I seem to remember that when I bought my Expedit shelving at IKEA, the assembly instructions warned against overloading the shelves. IKEA's own website states that the maximum load per shelf should not exceed 13kg. I reckon that a foot-and-a-bit of vinyl weighs significantly more than that: somewhere in the region of 20 kilos in my estimation. Funny then that IKEA are pursuing those vinyl heads who haven't yet discovered Expedit shelving for themselves with some keenly targeted advertising which seems to ignore their own warnings.
|Shelves by IKEA, cardigan by his Gran|
Does this mean that when my shelves collapse, destroying my priceless record collection, that it will be IKEA's fault, not mine for ignoring the maximum load warning? Perhaps Record Collector magazine will soon feature adverts for lawyers offering DJs and crate diggers a no-win-no-fee suit against IKEA for mis-selling of their flat pack furniture. After all, the PPI lawyers are going to need to find another ambulance to chase before too long.

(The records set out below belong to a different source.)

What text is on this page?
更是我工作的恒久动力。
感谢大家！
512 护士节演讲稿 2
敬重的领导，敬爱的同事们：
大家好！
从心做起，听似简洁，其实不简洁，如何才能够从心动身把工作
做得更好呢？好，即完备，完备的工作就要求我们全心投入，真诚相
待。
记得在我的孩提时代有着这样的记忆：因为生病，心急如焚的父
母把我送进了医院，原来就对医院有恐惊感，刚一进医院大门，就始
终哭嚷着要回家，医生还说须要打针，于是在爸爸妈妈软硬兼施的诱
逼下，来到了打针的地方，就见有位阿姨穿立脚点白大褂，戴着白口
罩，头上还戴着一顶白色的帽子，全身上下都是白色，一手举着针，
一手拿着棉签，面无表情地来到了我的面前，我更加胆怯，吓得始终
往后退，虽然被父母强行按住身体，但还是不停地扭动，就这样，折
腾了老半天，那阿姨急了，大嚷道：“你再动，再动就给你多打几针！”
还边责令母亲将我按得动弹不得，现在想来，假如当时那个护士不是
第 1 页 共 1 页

The internet is full of photos of record collections housed in Expedit shelving. Amongst them are a few which look like they've been on the business end of a wrecking ball. I take some comfort from the fact that all of these collapsed shelves appear to have been owned by unfortunates who failed to decipher IKEA's assembly hieroglyphics and stood their shelves up the wrong way, allowing the full weight of their precious vinyl to bear down, not on the shelves themselves, but on the tiny bits of dowling holding the shelves' dividers in place - the record collecting equivalent of sawing through a tree branch while you're sitting on it.